Would it be possible to fully define a network interface through this
and there completely avoiding the libvirt commands for network
interfaces?
Thank you.


On Mon, Feb 27, 2017 at 2:04 AM, Stefan Hajnoczi <stefanha@xxxxxxxxx> wrote:
> On Fri, Feb 24, 2017 at 08:37:51AM -0800, Roberto Cardona wrote:
>> I'm trying to start a virtual machine by calling qemu-kvm directly but
>> I am having issues with the vhost file descriptor (vhostfd).
>>
>> According to qemu's source code you must pass the file descriptor of
>> the previously opened vhost_net device so, in order to do this, I am
>> using a python script with something like this: os.open(
>> "/dev/vhost-net", os.O_RDWR). Afterwards it passes this to qemu-kvm as
>> a subprocess.
>>
>> I took this off the command that libvirt generates so I know this work
>> and all kernel modules are enabled.
>>
>> Is there any workaround for this so that I can call qemu-kvm directly
>> without libvirt?
>>
>> Error messages:
>> qemu-kvm: -netdev tap,id=hostnet0,vhost=on,fd=3: TUNGETIFF ioctl()

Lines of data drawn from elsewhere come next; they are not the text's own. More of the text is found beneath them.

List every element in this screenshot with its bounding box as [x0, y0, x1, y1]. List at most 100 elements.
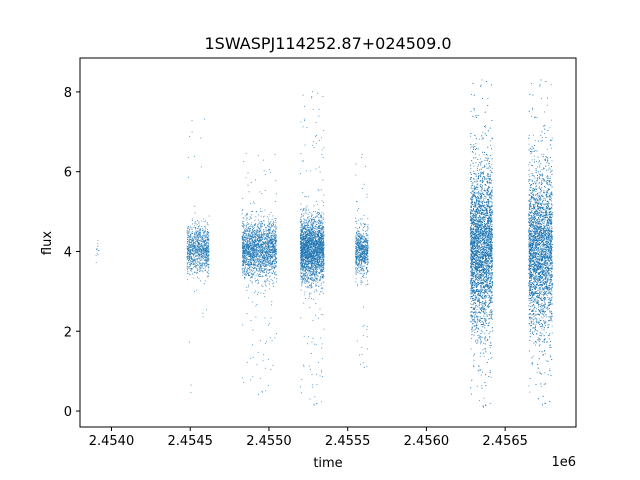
data-point	[304, 276, 305, 278]
data-point	[323, 234, 325, 236]
data-point	[320, 264, 322, 266]
data-point	[307, 241, 309, 243]
data-point	[319, 253, 321, 255]
data-point	[252, 376, 254, 378]
data-point	[265, 254, 267, 256]
data-point	[193, 248, 195, 250]
data-point	[186, 269, 188, 271]
data-point	[250, 266, 252, 268]
data-point	[256, 211, 258, 213]
data-point	[272, 230, 274, 232]
data-point	[301, 221, 303, 222]
data-point	[259, 242, 261, 243]
data-point	[271, 247, 273, 249]
data-point	[322, 157, 324, 159]
data-point	[271, 241, 273, 243]
data-point	[203, 248, 205, 250]
data-point	[251, 269, 253, 271]
data-point	[306, 224, 308, 226]
data-point	[245, 260, 247, 262]
data-point	[273, 258, 275, 260]
data-point	[307, 228, 309, 230]
data-point	[208, 235, 209, 237]
data-point	[274, 243, 275, 245]
data-point	[244, 255, 246, 256]
data-point	[243, 252, 245, 254]
data-point	[251, 231, 253, 233]
data-point	[260, 238, 262, 240]
data-point	[273, 256, 274, 258]
data-point	[266, 270, 267, 272]
data-point	[252, 251, 253, 253]
data-point	[244, 264, 246, 266]
data-point	[302, 266, 304, 268]
data-point	[191, 249, 193, 251]
data-point	[256, 230, 258, 231]
data-point	[203, 247, 205, 249]
data-point	[300, 254, 302, 255]
data-point	[192, 262, 194, 263]
data-point	[313, 251, 315, 252]
data-point	[97, 250, 99, 252]
data-point	[303, 242, 305, 244]
data-point	[319, 260, 321, 262]
data-point	[195, 228, 197, 230]
data-point	[267, 230, 269, 231]
data-point	[196, 272, 198, 273]
data-point	[268, 261, 270, 263]
data-point	[204, 237, 206, 239]
data-point	[300, 266, 302, 268]
data-point	[274, 237, 276, 239]
data-point	[241, 222, 243, 224]
data-point	[273, 277, 275, 279]
data-point	[307, 254, 309, 256]
data-point	[245, 229, 247, 231]
data-point	[304, 280, 306, 282]
data-point	[204, 267, 206, 269]
data-point	[203, 235, 205, 237]
data-point	[272, 223, 274, 224]
data-point	[201, 259, 203, 261]
data-point	[316, 226, 318, 228]
data-point	[308, 232, 310, 234]
data-point	[259, 239, 261, 241]
data-point	[205, 248, 207, 250]
data-point	[250, 224, 252, 225]
data-point	[302, 192, 304, 194]
data-point	[267, 225, 269, 227]
data-point	[205, 250, 207, 252]
data-point	[258, 243, 260, 245]
data-point	[272, 243, 274, 245]
data-point	[308, 227, 310, 229]
data-point	[256, 245, 258, 247]
data-point	[242, 197, 244, 199]
data-point	[246, 247, 248, 249]
data-point	[315, 255, 317, 257]
data-point	[190, 242, 192, 244]
data-point	[263, 235, 265, 237]
data-point	[259, 223, 261, 225]
data-point	[204, 255, 205, 257]
data-point	[252, 241, 254, 243]
data-point	[321, 287, 323, 289]
data-point	[267, 252, 269, 254]
data-point	[257, 255, 259, 257]
data-point	[252, 234, 254, 236]
data-point	[195, 258, 197, 260]
data-point	[301, 260, 303, 262]
data-point	[188, 256, 190, 258]
data-point	[319, 258, 321, 260]
data-point	[252, 236, 253, 238]
data-point	[310, 244, 312, 246]
data-point	[258, 245, 260, 247]
data-point	[268, 241, 270, 243]
data-point	[265, 241, 267, 242]
data-point	[263, 243, 265, 245]
data-point	[248, 286, 250, 288]
data-point	[194, 255, 196, 257]
data-point	[265, 250, 267, 252]
data-point	[318, 261, 320, 263]
data-point	[203, 262, 205, 264]
data-point	[317, 217, 319, 219]
data-point	[300, 229, 301, 231]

>> failed: Inappropriate ioctl for device
>> qemu-kvm: -netdev tap,id=hostnet1,vhost=on,fd=4: TUNGETIFF ioctl()
>> failed: Inappropriate ioctl for device
>>
>> Network device arguments passed to qemu-kvm (fd 3 and 4 are the fds
>> that Python opened):
>> -netdev tap,id=hostnet0,vhost=on,fd=3 3<>/dev/tap5,vhostfd=3
>> -device virtio-net
>> pci,netdev=hostnet0,id=net0,mac=52:54:00:01:cb:a5,bus=pci.0,addr=0x3
>> -netdev tap,id=hostnet1,vhost=on,fd=4 4<>/dev/tap24,vhostfd=4
>> -device virtio-net
>> pci,netdev=hostnet1,id=net1,mac=52:50:00:1b:ce:6e,bus=pci.0,addr=0x4
>>
>> Version:
>> QEMU emulator version 2.6.0 (qemu-kvm-ev-2.6.0-28.el7_3.3.1)
>
> File descriptor passing is optional.  Libvirt uses it so that QEMU can
> be launched without root privileges.  It's a good idea to follow this
> practice for production environments or when dealing with untrusted
> guests.  But remember, it's optional and you can skip fd passing if you
> want.
>
> fd=X and vhostfd=Y are supposed to be different device types:
>  * fd=X is a tap-like device (either /dev/tapN or macvtap)
>  * vhostfd=Y is /dev/vhost-net
>
> Looks like your code is just opening /dev/tapN and using that fd for
> both fd=X and vhostfd=Y.  This is incorrect and causes the ioctl error.